Tidak hanya berhenti pada ruang lingkup kontrak, tim pelaksana juga melakukan perbaikan pada kondisi bahu jalan yang telah lama terabaikan. “Selama bertahun-tahun tidak ada perawatan rutin, bahu jalan ini tertimbun tanah dan endapan pasir yang terbawa aliran air saluran irigasi. Akibatnya, terbentuklah gundukan menyerupai tanggul yang ditumbuhi rumput tinggi dan semak belukar. Selain mengurangi lebar efektif jalan, kondisi ini juga menimbulkan kesan lingkungan yang kurang terawat. Meskipun tidak masuk dalam lingkup pekerjaan utama, kami membersihkannya menggunakan ekskavator mini agar proses pengerjaan lebih efektif dan hasilnya lebih rapi.
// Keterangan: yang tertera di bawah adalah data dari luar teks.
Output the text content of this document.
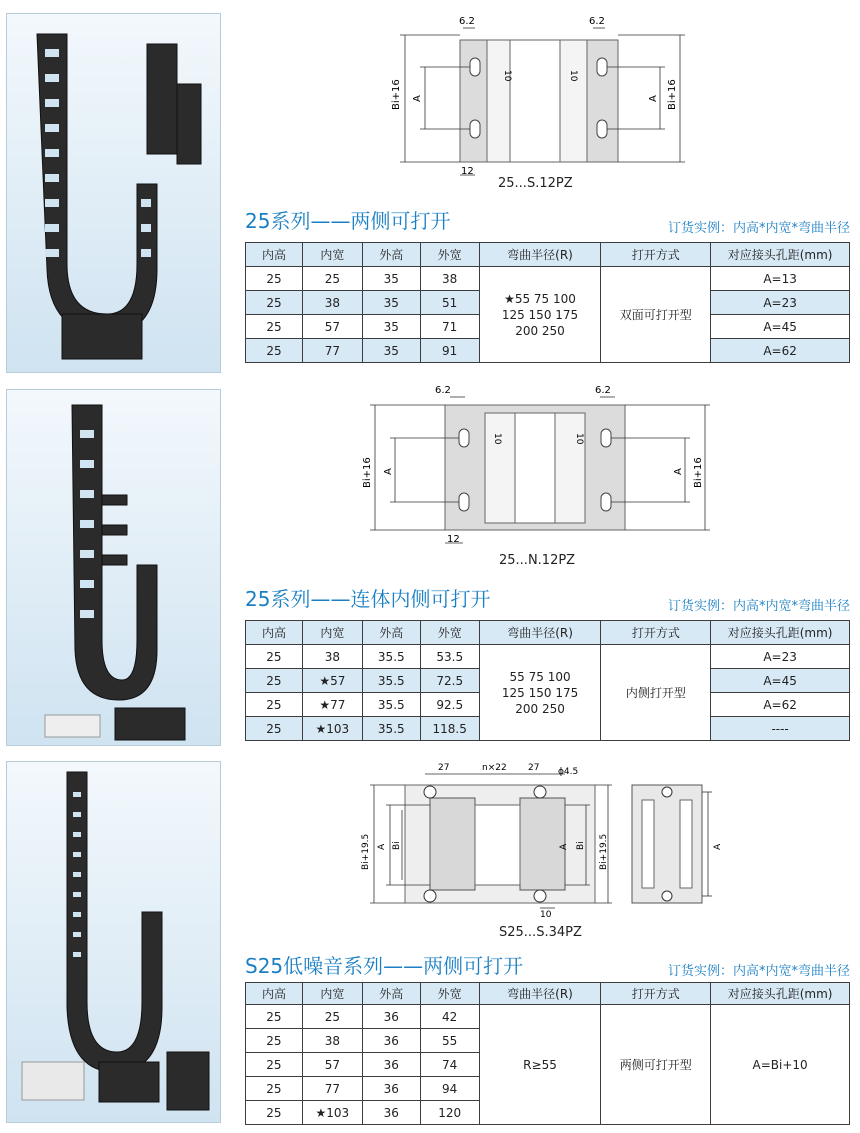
6.2	6.2
10	10
Bi+16 A	Bi+16
A
12
25...S.12PZ
25系列——两侧可打开	订货实例：内高*内宽*弯曲半径
内高	内宽	外高	外宽	弯曲半径(R)	打开方式	对应接头孔距(mm)
25	25	35	38	★55 75 100
125 150 175
200 250	双面可打开型	A=13
25	38	35	51			A=23
25	57	35	71			A=45
25	77	35	91			A=62
6.2	6.2
10	10
Bi+16 A	Bi+16
A
12
25...N.12PZ
25系列——连体内侧可打开	订货实例：内高*内宽*弯曲半径
内高	内宽	外高	外宽	弯曲半径(R)	打开方式	对应接头孔距(mm)
25	38	35.5	53.5	55 75 100
125 150 175
200 250	内侧打开型	A=23
25	★57	35.5	72.5			A=45
25	★77	35.5	92.5			A=62
25	★103	35.5	118.5			----
27	n×22 27 ϕ4.5
Bi+19.5 A Bi	Bi+19.5
Bi
A	A
10
S25...S.34PZ
S25低噪音系列——两侧可打开	订货实例：内高*内宽*弯曲半径
内高	内宽	外高	外宽	弯曲半径(R)	打开方式	对应接头孔距(mm)
25	25	36	42	R≥55	两侧可打开型	A=Bi+10
25	38	36	55			
25	57	36	74			
25	77	36	94			
25	★103	36	120			
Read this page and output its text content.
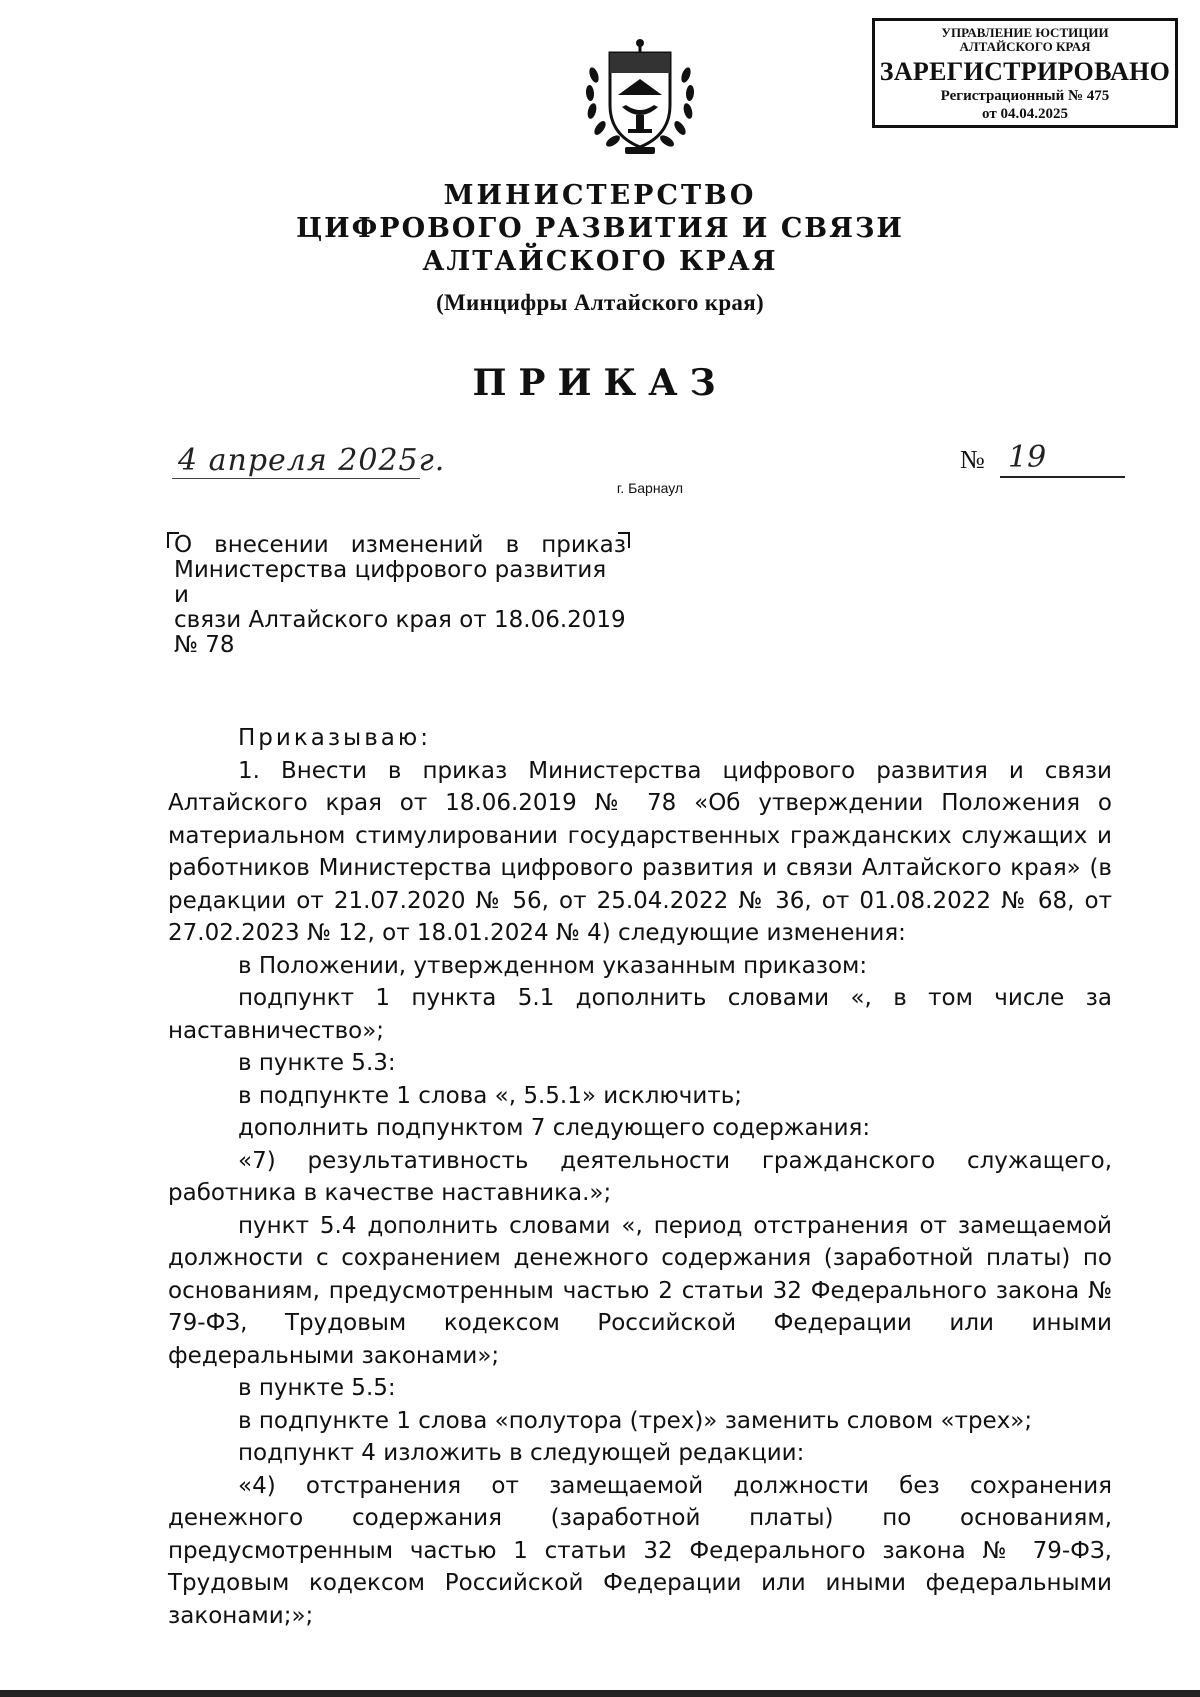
УПРАВЛЕНИЕ ЮСТИЦИИ
АЛТАЙСКОГО КРАЯ
ЗАРЕГИСТРИРОВАНО
Регистрационный № 475
от 04.04.2025
МИНИСТЕРСТВО
ЦИФРОВОГО РАЗВИТИЯ И СВЯЗИ
АЛТАЙСКОГО КРАЯ
(Минцифры Алтайского края)
ПРИКАЗ
4 апреля 2025г.	№ 19
г. Барнаул
О внесении изменений в приказ
Министерства цифрового развития и
связи Алтайского края от 18.06.2019
№ 78

Приказываю:

1. Внести в приказ Министерства цифрового развития и связи Алтайского края от 18.06.2019 № 78 «Об утверждении Положения о материальном стимулировании государственных гражданских служащих и работников Министерства цифрового развития и связи Алтайского края» (в редакции от 21.07.2020 № 56, от 25.04.2022 № 36, от 01.08.2022 № 68, от 27.02.2023 № 12, от 18.01.2024 № 4) следующие изменения:

в Положении, утвержденном указанным приказом:

подпункт 1 пункта 5.1 дополнить словами «, в том числе за наставничество»;

в пункте 5.3:

в подпункте 1 слова «, 5.5.1» исключить;

дополнить подпунктом 7 следующего содержания:

«7) результативность деятельности гражданского служащего, работника в качестве наставника.»;

пункт 5.4 дополнить словами «, период отстранения от замещаемой должности с сохранением денежного содержания (заработной платы) по основаниям, предусмотренным частью 2 статьи 32 Федерального закона № 79-ФЗ, Трудовым кодексом Российской Федерации или иными федеральными законами»;

в пункте 5.5:

в подпункте 1 слова «полутора (трех)» заменить словом «трех»;

подпункт 4 изложить в следующей редакции:

«4) отстранения от замещаемой должности без сохранения денежного содержания (заработной платы) по основаниям, предусмотренным частью 1 статьи 32 Федерального закона № 79-ФЗ, Трудовым кодексом Российской Федерации или иными федеральными законами;»;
Langkah ini diambil agar setelah proyek selesai, tidak hanya permukaan jalannya yang baik, tetapi juga lingkungan sekitarnya menjadi lebih bersih, tertata, dan memberikan kesan estetis yang layak,” tegas Iyus dengan nada yang tegas namun tetap menjelaskan secara logis.
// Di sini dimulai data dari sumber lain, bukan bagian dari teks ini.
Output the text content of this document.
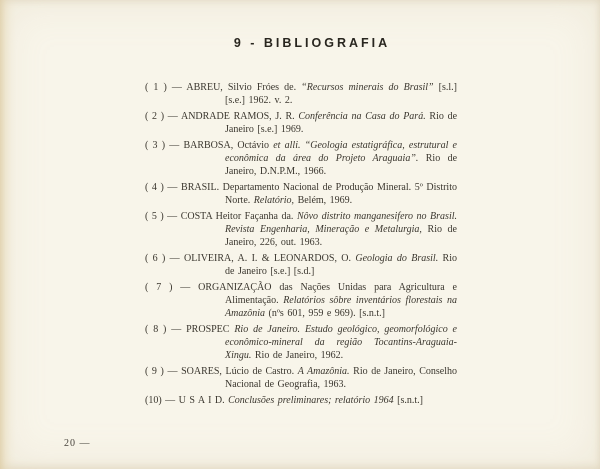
9 - BIBLIOGRAFIA
( 1 ) — ABREU, Silvio Fróes de. “Recursos minerais do Brasil” [s.l.] [s.e.] 1962. v. 2.
( 2 ) — ANDRADE RAMOS, J. R. Conferência na Casa do Pará. Rio de Janeiro [s.e.] 1969.
( 3 ) — BARBOSA, Octávio et alli. “Geologia estatigráfica, estrutural e econômica da área do Projeto Araguaia”. Rio de Janeiro, D.N.P.M., 1966.
( 4 ) — BRASIL. Departamento Nacional de Produção Mineral. 5º Distrito Norte. Relatório, Belém, 1969.
( 5 ) — COSTA Heitor Façanha da. Nôvo distrito manganesifero no Brasil. Revista Engenharia, Mineração e Metalurgia, Rio de Janeiro, 226, out. 1963.
( 6 ) — OLIVEIRA, A. I. & LEONARDOS, O. Geologia do Brasil. Rio de Janeiro [s.e.] [s.d.]
( 7 ) — ORGANIZAÇÃO das Nações Unidas para Agricultura e Alimentação. Relatórios sôbre inventários florestais na Amazônia (nºs 601, 959 e 969). [s.n.t.]
( 8 ) — PROSPEC Rio de Janeiro. Estudo geológico, geomorfológico e econômico-mineral da região Tocantins-Araguaia-Xingu. Rio de Janeiro, 1962.
( 9 ) — SOARES, Lúcio de Castro. A Amazônia. Rio de Janeiro, Conselho Nacional de Geografia, 1963.
(10) — U S A I D. Conclusões preliminares; relatório 1964 [s.n.t.]
20 —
Secara keseluruhan, proyek ini menjadi jawaban atas keluhan sekaligus wujud perhatian pemerintah terhadap kebutuhan dasar warga Kecamatan Sukaratu. Dengan tetap berpegang pada ketentuan yang berlaku sekaligus melakukan penyesuaian yang wajar demi kepentingan bersama, diharapkan rekonstruksi ruas jalan Sukagalih–Ciponnyo dan jalur tembusan menuju Indihiang ini dapat memberikan manfaat jangka panjang, meningkatkan kenyamanan perjalanan, dan mendukung pertumbuhan ekonomi wilayah setempat."Pungkasnya.

Red.(Bas).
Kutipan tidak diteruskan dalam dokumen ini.